Thursday, April 14, 2011

The Carbonated Beverage of Tyrants

     When I was a kid one of the things I enjoyed most about traveling with my parents, was seeing the culture of other countries as depicted in their the media, their advertisements, their products.  One thing that was available in many other countries but not in the United States (at least not when I was younger) was the soft drink Fanta.  I remember those bright orange Fanta swooshes hanging outside of stores along unfamiliar streets and my young palate would tingle at the idea of an orange Fanta.
     So, here's what I've learned about Fanta since then.  Back during the build up to World War II, the Coca Cola Company was finding it difficult to get their product into Germany, both for logistical and political reasons.  Losing those sales would have been a huge blow to Coke's profit margin, so a new soda was developed to market in what quickly became Nazi Germany.  Coke could keep their profits but wouldn't have a great American product associated with a such an undesirable quantity.  The drink: Fanta.  One more warm memory of childhood blown to smithereens.
     That, of course, is the tip of the iceberg when it comes to media manipulation.  Don't even get me started on the Betty Crocker story.  It's hard these days to pick up a product, to see an ad or a TV show or a movie without wondering what you're being sold that you're not even aware of.
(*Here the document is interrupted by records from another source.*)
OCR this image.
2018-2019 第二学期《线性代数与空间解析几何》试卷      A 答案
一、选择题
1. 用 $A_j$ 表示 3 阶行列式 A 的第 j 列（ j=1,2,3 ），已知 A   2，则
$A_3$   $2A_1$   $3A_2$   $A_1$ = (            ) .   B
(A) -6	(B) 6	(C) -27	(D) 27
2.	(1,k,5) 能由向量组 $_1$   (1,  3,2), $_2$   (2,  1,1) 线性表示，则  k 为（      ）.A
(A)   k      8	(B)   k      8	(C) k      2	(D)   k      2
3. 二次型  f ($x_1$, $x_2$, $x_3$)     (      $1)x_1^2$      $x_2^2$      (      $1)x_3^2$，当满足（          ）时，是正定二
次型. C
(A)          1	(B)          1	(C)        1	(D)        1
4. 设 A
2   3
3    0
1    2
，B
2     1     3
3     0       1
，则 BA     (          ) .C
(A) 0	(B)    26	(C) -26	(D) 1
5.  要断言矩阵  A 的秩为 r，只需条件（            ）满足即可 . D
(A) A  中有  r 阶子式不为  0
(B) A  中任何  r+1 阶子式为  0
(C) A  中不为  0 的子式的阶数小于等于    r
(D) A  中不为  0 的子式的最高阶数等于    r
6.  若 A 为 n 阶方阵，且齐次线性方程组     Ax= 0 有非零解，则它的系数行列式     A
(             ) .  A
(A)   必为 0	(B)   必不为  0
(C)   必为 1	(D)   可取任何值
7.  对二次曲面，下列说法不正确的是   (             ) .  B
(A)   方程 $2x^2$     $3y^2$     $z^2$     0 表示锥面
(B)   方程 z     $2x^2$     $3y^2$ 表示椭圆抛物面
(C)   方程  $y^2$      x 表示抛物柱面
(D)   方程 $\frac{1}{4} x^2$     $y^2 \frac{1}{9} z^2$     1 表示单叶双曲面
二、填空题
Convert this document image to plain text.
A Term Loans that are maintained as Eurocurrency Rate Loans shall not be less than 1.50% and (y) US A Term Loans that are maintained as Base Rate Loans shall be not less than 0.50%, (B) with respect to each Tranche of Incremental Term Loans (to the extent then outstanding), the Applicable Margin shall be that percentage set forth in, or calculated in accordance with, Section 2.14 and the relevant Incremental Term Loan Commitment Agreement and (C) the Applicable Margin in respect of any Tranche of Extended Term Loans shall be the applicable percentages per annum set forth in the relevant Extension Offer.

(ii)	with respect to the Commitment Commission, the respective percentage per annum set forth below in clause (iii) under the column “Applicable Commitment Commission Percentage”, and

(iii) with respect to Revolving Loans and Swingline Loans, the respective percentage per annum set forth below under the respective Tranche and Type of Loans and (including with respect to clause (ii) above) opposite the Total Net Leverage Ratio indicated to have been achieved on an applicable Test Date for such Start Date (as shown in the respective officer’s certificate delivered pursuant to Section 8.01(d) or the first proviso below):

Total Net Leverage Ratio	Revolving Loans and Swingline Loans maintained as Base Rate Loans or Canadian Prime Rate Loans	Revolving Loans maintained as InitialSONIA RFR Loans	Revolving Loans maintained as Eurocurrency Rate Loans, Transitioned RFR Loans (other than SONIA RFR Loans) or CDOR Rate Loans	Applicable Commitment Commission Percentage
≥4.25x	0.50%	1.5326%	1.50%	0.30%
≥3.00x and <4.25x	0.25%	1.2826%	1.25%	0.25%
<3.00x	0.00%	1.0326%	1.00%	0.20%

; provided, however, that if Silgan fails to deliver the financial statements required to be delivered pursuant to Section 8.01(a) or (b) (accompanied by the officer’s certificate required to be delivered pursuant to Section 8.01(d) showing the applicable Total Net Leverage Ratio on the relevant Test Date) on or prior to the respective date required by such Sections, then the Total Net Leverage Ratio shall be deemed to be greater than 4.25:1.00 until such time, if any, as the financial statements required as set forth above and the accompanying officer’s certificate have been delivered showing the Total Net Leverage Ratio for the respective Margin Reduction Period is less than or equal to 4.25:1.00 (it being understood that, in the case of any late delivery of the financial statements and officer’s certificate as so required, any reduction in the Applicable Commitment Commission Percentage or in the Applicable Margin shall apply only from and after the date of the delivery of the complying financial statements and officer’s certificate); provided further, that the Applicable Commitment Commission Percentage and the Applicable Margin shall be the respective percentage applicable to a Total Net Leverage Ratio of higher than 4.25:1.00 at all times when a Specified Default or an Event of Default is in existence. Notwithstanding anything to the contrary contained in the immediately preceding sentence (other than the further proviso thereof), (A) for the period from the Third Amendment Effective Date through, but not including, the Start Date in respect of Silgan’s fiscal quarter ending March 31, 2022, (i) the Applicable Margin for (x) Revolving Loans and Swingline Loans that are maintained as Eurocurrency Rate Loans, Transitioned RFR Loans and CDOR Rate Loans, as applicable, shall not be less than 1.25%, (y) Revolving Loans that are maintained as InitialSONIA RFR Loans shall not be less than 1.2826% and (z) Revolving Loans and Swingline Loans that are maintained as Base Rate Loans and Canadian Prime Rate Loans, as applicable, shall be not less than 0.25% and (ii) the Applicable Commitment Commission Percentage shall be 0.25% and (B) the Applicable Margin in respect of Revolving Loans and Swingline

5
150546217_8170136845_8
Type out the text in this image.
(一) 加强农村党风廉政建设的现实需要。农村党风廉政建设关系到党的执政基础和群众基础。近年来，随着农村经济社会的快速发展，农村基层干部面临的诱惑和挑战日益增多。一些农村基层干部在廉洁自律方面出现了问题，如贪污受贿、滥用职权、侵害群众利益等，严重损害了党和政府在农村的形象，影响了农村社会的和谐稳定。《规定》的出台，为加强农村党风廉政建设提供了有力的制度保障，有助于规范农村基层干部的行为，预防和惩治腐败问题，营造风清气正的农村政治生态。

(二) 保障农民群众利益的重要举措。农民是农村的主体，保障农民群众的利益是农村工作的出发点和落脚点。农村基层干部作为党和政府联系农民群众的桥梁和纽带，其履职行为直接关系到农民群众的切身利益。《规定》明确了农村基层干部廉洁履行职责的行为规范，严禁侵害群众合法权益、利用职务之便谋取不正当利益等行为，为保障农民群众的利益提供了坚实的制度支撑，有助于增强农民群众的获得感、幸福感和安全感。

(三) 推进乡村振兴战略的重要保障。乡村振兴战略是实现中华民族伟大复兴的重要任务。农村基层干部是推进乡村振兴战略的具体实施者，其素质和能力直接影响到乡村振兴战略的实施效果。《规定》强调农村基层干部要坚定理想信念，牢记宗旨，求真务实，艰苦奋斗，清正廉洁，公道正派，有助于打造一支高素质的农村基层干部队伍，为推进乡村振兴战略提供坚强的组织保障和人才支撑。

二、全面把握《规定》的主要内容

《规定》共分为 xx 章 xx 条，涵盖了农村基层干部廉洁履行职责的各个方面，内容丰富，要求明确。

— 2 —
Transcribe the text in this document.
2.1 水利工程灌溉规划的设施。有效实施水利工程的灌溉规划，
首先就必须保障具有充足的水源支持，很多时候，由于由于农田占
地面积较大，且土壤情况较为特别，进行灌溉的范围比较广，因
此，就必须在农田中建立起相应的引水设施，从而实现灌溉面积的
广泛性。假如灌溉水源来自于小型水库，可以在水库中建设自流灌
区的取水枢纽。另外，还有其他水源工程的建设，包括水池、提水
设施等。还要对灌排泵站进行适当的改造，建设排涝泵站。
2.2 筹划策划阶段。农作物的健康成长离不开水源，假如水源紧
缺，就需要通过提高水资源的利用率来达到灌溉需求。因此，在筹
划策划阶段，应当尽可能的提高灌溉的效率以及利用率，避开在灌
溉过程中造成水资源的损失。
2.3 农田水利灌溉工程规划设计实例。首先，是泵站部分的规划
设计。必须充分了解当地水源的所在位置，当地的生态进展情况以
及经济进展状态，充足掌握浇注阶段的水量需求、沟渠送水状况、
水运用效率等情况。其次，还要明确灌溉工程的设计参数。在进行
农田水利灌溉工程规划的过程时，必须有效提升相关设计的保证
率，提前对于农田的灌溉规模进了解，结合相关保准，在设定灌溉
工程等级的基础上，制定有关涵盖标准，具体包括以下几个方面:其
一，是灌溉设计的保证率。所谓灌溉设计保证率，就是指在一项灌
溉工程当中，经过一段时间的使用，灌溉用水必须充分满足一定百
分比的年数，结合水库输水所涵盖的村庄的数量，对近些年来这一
    So there's something fun to think about.  If the subject interests you, allow me to recommend and fantastic documentary called The Century of the Self, which is all about how corporations adopted psychological theory to help them present a palatable, inviting messages (and, incidentally, contains both the Fanta story and the Betty Crocker story).  Now what is the documentary trying to sell me that I'm not aware of?  I'm not sure, but I think I'd like it better than the other stuff.